Returning to the Hilltop, Finally
Mikadze returned to Georgetown in early May, a few weeks prior to her graduation. Her family, she says, encouraged her to return to graduate, even though most cannot be here. “’You worked so hard for years,’ they told her. ‘You have to be there.”
Being back after two and a half years is surreal, Mikadze says. There are new buildings on campus, friends to see, classmates to meet.
But life is different than it once was. The planes flying over Georgetown from Ronald Reagan National Airport leave her trembling. She checks her phone every 30 minutes for the news. She worries for her family back home and is eager to return.
Even so, Mikadze is optimistic about her and Ukraine’s future.

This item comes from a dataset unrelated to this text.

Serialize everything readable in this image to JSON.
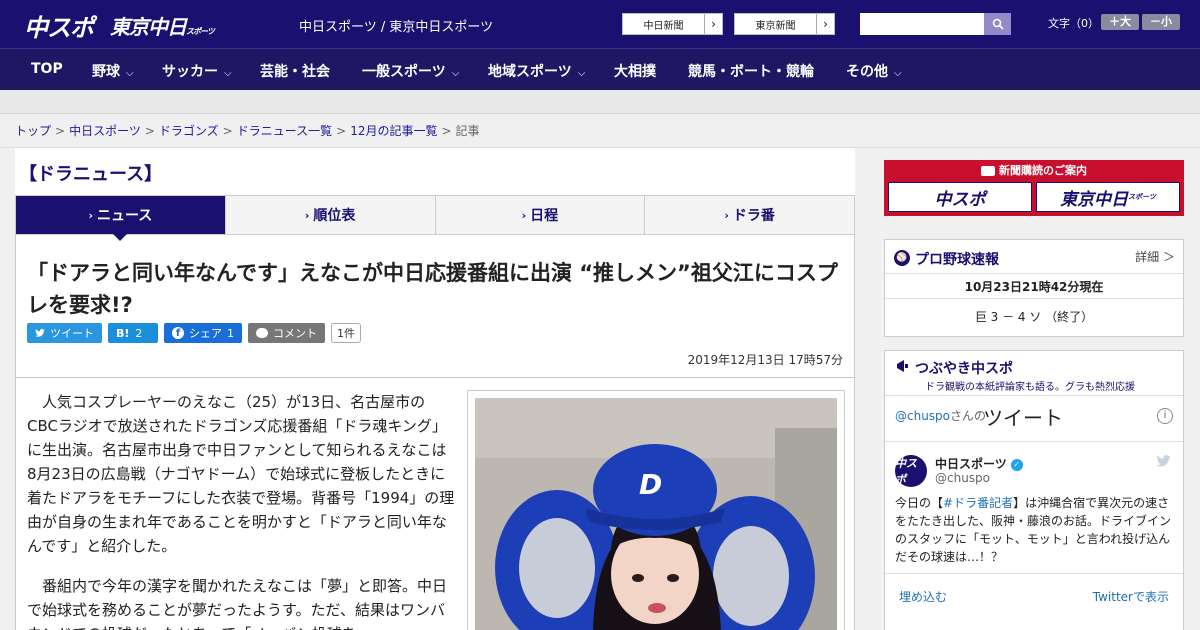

“Ukraine will prevail, and we’ll find peace. We will rebuild our country. Things will never be the same as they were, but life will win over death, and the light will win over darkness.”
Salome Mikadze (B’22)
“Ukraine will prevail, and we’ll find peace. We will rebuild our country,” she says. “I’m hoping to use everything throughout these four years at Georgetown to continue building Movadex into something more impactful on the larger scale in Ukraine. I’m very much looking forward to the bright future.”
“Things will never be the same as they were, but life will win over death, and the light will win over darkness.”